Problem Durumu: İnsanın, yaşamı boyunca elde ettiği bilgilerin çoğunu
dinleme yolu ile elde ettiği söylenebilir. Bu nedenledir ki dinleme, yalnızca
iletişimde kapsadığı süre bakımından değil, insanın günlük yaşamına olan
katkısı açısından da önemli bir beceri alanıdır. İyi bir iletişim kurmanın
temel yolu, karşıdaki kişiyi etkili bir biçimde dinleyebilmektir. Etkili
dinleme açık bir zihinle, anlamak için dinlemeyi gerektirmekte, açık bir zihinle dinlemenin eleştirel
dinlemeyle tamamlanması önem kazanmaktadır. Dolayısıyla bu süreçte, etkili
dinleme türlerinden eleştirel dinleme üzerinde önemle durulmaktadır. Eleştirel
dinleme süreci bir sorgulama ve karşılaştırma sürecidir. Öğrenme-öğretme
ortamında eleştirel dinleme, öğrencilerin öğretmenlerini dikkatle dinleyip,
onların söylediklerini eleştirel bir şekilde analiz edip, değerlendirmelerini
sağlayarak anlatılanları doğru anlamalarına ve irdelemelerine yardımcı
olacaktır. Öğretmenin öğrencilerine dinleme becerisini kazandırabilmesi onun
hizmet öncesi eğitiminde dinleme becerilerine verilen yer ve önemle
ilişkilidir. Ayrıca öğretmenlerin dinleme becerisini kazandırabilmeleri, etkili
dinleme yeterliklerine sahip olmaları ile de paralellik gösterir. Dolayısıyla,
ileride öğrencileriyle sağlıklı iletişimi gerçekleştirmek durumunda olan
öğretmen adaylarının da iyi bir dinleyici olması ve etkili dinleme türlerinden
eleştirel dinleme yeterliklerine sahip olması gerekmektedir. Öğretmen adayları
eleştirel dinleme yeterliklerine sahip oldukları ölçüde, bunu okuldaki
öğrenme-öğretme süreçlerinde, kendi aile yaşamlarında ve tüm insanlarla olan
ilişkilerinde uygulayabileceklerdir. Bu düşüncelerden yola çıkılarak, öğretmen
adaylarının hizmet öncesi eğitimlerinde eleştirel dinleme yeterliklerine sahip
olma düzeylerinin belirlenmesi yönünde bir araştırmanın yapılmasına gereksinim
duyulmuştur. Bu konuya yönelik literatürde herhangi bir araştırmanın yapılmamış
olması açısından çalışmanın önem arz ettiği düşünülmektedir.

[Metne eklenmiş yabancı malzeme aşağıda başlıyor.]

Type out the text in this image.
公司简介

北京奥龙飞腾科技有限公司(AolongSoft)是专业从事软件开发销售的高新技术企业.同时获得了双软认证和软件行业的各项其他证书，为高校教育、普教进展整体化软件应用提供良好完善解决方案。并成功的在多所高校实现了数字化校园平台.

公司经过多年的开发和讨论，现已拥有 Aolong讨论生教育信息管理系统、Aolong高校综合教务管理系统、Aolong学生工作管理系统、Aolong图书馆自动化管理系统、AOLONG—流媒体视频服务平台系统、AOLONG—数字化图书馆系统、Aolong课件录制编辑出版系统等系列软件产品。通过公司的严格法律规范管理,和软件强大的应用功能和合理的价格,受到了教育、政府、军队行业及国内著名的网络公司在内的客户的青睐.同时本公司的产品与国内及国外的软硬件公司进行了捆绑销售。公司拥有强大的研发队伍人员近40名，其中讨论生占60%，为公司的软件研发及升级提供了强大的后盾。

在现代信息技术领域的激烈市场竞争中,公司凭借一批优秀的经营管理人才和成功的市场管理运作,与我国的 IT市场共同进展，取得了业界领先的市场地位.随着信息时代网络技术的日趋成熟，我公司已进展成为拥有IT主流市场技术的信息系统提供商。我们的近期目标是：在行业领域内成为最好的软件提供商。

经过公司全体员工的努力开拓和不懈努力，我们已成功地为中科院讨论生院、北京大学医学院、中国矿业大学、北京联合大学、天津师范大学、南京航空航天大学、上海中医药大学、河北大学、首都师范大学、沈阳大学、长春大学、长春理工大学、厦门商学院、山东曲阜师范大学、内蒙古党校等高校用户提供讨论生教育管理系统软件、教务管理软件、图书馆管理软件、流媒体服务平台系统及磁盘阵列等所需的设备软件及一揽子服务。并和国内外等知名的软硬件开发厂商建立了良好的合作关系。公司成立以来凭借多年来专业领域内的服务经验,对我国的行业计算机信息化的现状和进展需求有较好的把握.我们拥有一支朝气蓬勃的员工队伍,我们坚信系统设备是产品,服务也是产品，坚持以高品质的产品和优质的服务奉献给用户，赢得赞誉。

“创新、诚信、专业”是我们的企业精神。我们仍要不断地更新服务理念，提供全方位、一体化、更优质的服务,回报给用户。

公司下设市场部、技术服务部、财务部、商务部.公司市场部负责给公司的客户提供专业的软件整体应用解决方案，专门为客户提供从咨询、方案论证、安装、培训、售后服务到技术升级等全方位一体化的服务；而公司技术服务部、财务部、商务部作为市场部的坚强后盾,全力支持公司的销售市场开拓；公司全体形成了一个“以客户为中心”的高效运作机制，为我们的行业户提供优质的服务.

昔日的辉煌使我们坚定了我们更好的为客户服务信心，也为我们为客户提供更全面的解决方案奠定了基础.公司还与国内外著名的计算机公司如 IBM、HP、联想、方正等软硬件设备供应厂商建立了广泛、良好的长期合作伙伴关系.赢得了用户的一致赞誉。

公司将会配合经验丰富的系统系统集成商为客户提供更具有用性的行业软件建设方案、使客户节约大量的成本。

Araştırmanın Amacı: Araştırma, öğretmen adaylarının eleştirel dinleme
yeterliklerine sahip olma düzeylerinin belirlenmesi gereksinimiyle
desenlenmiştir. Bu amaçla şu sorulara cevap aranmıştır: (1) Öğretmen
adaylarının eleştirel dinleme yeterliklerine sahip olma düzeyleri nedir? (2)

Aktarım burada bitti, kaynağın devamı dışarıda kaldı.